Al Gore and the Internet

March 25, 1999

You've got to wonder if the office of Vice President is jinxed. Lately Vice President Al Gore has been given to as many gaffes as Vice President Dan Quayle. His latest was his boast that he created the Internet. Obviously he did not, and the comment might have passed into oblivion if it weren't for the fact that it has begun to reinforce a stereotype.

That was the problem with Dan Quayle. He had been on a long campaign trip, was tired, and was handed a card where "potato" was misspelled on a card. The media assault on him stuck, not because the mistake was that great, but because it reinforced an existing image of Dan Quayle's lack of competence.

Bill Kristol, publisher of the Weekly Standard, knows something about Vice Presidential gaffes since he served as Dan Quayle's chief of staff. He believes that this latest gaffe will stick because, according to him "people have the sense that Gore is conceited and full of himself."

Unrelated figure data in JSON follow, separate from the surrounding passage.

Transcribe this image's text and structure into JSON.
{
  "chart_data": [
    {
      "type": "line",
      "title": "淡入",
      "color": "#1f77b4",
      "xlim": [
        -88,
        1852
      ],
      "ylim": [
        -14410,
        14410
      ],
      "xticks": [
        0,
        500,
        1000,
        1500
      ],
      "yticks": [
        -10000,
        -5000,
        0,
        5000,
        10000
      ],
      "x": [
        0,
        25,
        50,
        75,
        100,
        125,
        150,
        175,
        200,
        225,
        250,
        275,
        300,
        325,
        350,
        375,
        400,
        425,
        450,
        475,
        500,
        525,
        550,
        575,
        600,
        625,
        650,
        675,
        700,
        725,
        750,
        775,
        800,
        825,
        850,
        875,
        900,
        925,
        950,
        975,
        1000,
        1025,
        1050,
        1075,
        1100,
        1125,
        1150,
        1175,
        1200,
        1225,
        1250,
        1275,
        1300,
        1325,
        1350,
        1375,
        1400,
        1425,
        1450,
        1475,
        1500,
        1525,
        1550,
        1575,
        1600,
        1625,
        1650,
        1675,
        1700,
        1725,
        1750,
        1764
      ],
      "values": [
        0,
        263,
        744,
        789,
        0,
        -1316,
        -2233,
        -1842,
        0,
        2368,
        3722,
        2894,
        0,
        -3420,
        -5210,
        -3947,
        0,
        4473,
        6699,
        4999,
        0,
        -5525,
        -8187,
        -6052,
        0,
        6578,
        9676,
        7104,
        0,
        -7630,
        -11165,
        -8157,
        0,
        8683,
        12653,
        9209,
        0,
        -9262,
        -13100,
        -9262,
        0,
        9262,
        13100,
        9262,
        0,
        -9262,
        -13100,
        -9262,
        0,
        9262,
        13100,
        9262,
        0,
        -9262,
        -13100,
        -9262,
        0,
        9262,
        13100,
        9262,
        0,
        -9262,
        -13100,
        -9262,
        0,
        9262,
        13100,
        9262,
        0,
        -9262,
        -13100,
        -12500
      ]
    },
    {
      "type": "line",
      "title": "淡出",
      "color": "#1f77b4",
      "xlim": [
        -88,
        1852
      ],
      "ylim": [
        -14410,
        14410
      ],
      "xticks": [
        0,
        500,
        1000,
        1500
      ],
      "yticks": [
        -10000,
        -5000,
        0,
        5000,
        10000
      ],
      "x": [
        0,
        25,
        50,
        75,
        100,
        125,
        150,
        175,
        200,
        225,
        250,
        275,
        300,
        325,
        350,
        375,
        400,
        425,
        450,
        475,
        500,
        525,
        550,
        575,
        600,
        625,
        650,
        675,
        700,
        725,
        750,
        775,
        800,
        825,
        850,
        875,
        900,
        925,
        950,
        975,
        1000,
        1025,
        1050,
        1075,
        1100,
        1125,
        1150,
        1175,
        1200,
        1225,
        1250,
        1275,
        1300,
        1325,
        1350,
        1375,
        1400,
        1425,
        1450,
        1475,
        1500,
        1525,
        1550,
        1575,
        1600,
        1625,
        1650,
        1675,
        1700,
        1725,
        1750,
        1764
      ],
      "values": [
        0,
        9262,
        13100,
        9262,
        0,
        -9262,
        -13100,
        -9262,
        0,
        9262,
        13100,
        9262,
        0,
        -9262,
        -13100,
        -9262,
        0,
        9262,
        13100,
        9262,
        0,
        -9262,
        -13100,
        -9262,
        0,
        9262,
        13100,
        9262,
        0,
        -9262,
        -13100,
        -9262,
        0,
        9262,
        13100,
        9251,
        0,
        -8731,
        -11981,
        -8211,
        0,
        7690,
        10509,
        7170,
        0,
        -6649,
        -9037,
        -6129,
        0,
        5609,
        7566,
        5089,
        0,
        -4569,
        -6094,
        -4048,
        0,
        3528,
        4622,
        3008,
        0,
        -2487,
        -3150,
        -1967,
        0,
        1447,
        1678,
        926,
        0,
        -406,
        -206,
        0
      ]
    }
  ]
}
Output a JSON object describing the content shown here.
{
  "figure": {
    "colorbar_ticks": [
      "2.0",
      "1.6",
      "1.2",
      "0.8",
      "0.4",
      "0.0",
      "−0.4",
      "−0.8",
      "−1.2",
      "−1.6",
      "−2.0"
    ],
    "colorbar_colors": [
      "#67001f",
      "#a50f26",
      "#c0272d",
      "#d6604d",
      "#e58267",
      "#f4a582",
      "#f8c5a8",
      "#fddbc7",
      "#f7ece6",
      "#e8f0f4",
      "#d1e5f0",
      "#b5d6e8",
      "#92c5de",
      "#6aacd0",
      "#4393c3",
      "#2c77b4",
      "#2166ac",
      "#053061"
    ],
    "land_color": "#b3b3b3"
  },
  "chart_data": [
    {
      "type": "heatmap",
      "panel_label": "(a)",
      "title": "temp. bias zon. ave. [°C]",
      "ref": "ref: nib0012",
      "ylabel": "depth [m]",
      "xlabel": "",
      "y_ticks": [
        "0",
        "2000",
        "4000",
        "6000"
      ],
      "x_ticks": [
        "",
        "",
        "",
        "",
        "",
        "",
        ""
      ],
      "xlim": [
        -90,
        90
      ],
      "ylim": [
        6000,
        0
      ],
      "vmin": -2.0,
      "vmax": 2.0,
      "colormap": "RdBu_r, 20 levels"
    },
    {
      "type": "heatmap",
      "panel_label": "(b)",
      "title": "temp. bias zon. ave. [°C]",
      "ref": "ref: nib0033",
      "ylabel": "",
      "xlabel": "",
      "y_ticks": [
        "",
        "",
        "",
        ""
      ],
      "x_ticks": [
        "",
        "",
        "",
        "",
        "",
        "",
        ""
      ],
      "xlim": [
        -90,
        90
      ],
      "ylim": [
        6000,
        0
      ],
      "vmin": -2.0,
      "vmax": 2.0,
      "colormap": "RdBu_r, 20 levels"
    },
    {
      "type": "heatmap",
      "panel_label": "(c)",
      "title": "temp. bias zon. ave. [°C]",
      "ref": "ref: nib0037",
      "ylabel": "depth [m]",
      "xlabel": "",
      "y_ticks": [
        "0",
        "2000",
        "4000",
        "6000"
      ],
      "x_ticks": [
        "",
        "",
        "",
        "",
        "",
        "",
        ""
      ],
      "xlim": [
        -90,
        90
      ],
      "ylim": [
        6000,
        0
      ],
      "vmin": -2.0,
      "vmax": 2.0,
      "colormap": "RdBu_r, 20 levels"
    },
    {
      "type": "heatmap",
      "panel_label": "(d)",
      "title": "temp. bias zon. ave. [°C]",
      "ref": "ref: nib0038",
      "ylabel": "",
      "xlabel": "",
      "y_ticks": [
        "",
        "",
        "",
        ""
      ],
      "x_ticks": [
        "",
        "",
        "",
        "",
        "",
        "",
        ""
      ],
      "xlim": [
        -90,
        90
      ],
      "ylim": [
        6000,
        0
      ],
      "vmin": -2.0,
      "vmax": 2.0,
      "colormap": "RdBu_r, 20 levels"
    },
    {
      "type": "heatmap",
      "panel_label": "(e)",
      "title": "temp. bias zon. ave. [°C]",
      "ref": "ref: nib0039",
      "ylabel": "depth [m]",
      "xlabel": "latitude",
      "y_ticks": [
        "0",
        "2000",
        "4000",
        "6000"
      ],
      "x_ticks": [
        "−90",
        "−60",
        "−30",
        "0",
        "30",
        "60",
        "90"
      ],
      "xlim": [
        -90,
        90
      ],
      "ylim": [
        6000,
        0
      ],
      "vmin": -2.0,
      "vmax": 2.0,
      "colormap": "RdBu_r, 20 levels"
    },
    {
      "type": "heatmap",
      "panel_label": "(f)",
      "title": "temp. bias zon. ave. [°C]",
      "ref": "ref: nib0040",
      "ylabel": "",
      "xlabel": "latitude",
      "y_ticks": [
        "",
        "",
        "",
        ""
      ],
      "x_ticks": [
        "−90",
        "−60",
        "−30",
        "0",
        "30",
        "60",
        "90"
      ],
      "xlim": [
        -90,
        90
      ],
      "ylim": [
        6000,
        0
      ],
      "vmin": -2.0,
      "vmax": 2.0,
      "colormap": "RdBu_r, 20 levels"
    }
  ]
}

In the past Al Gore claimed that he and his wife were the model for Love Story, an assertion author Eric Segal says is untrue. While at Monticello, he asked the tour guide "who are these people?" while looking at the busts of Thomas Jefferson and other founding fathers. He told reporters a "leopard cannot change his stripes." He has attacked conservatives as having an "extra chromosome," thus angering people with Down's syndrome.

And there are many others. But the real issue is whether these gaffes stick. Some of these mistakes are starting to affect the public image of Al Gore. Don't consider him Dan Quayle just yet, but if this trend continues, Al Gore will have difficulty getting the Democratic nomination next year.

I'm Kerby Anderson of Probe Ministries, and that's my opinion.